We see it in the fact that it failed to allocate any funding to its own proposed commission in this year’s budget.
And we see it, perhaps most starkly, in its draft Integrity Commission Bill, where the prevention of public hearings or own-motion investigations into public sector corruption – coupled with a criminal threshold for investigations and secrecy provisions that prohibit reporting on any evidence, findings or recommendations relating to parliamentarians, their staff and much of the public service – is most revealing.
Under the government’s proposed model, when reporting on law enforcement corruption the integrity commissioner would be required to set out (among other things) their findings and relevant evidence.
In contrast, a report about a public sector corruption issue – the kind relating to parliamentarians and those who work in offices – would not be able to include the commissioner’s findings or relevant evidence.
This theme continues with a prohibition on the commissioner reporting any finding about whether a person engaged in corrupt conduct, unless that person is a member of a law enforcement agency.

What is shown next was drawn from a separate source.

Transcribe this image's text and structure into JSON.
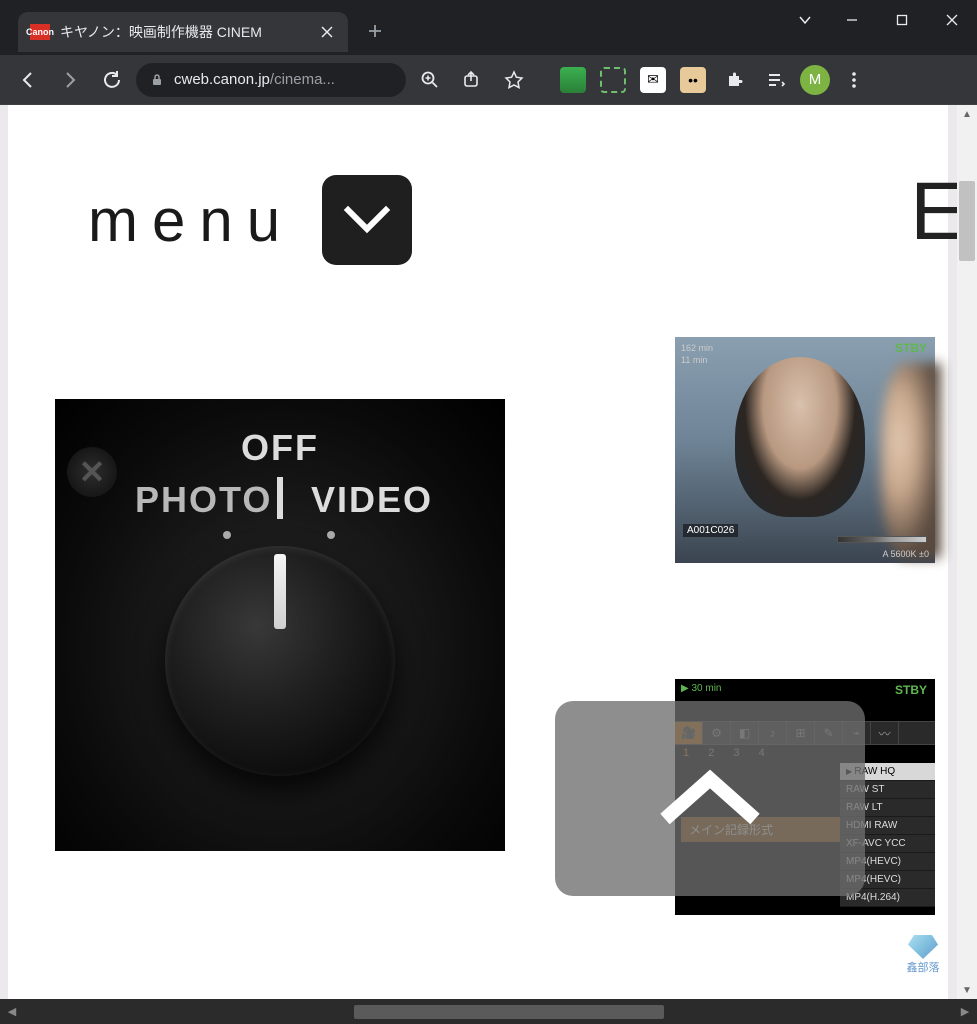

What justification can there possibly be for the stunningly broad prohibition, buried deep in the draft Bill, of “any opinion or finding that is critical (either expressly or impliedly) of, or a recommendation about, a parliamentarian, or their office, or any staff members of their office”?
The lack of an appropriate federal body to deal with allegations of corruption or fraud was laid bare on Monday.
In response to a request from Greens Senator Sarah Hanson-Young for the Australian National Audit Office to investigate the federal government’s spending on offsets for Western Sydney Airport, the Auditor-General pointed out that: “The ANAO is not a corruption investigation body and does not investigate matters of alleged corruption or fraud”, referring her instead to the ICAC (whose jurisdiction is limited to New South Wales) or the AFP (whose jurisdiction is limited to offences against laws of the Commonwealth – and, as experts have repeatedly pointed out, not all corrupt conduct amounts to a criminal offence).
That in 2021 we remain without a federal anti-corruption body with appropriate jurisdiction to investigate allegations such as those raised in relation to the Western Sydney Airport offsets and much more besides, is cause for concern.
That the government has proposed a body that would not be fit for purpose and indeed would be designed to conceal corruption is cause for alarm.
Specifically, far from former attorney-general Christian Porter’s claim that the proposed commission would have powers greater than a royal commission, there is consensus among all major stakeholders who participated in the government’s recent consultation process that its proposed body would be substantially deficient in both its powers and jurisdiction.
If the government is genuinely committed to ensuring that law enforcement authorities have the powers required to do their work, as it has claimed this week, it cannot credibly press on with a Commonwealth integrity commission model that has been the subject of virtually unanimous disparagement.
In advocating for the passage of stronger organised crime laws this week, the Prime Minister called for bipartisan support.
The government would do well to bear bipartisanship and broader political support in mind where its Commonwealth integrity commission is concerned, lest it be accused of that once-feared political failing: hypocrisy.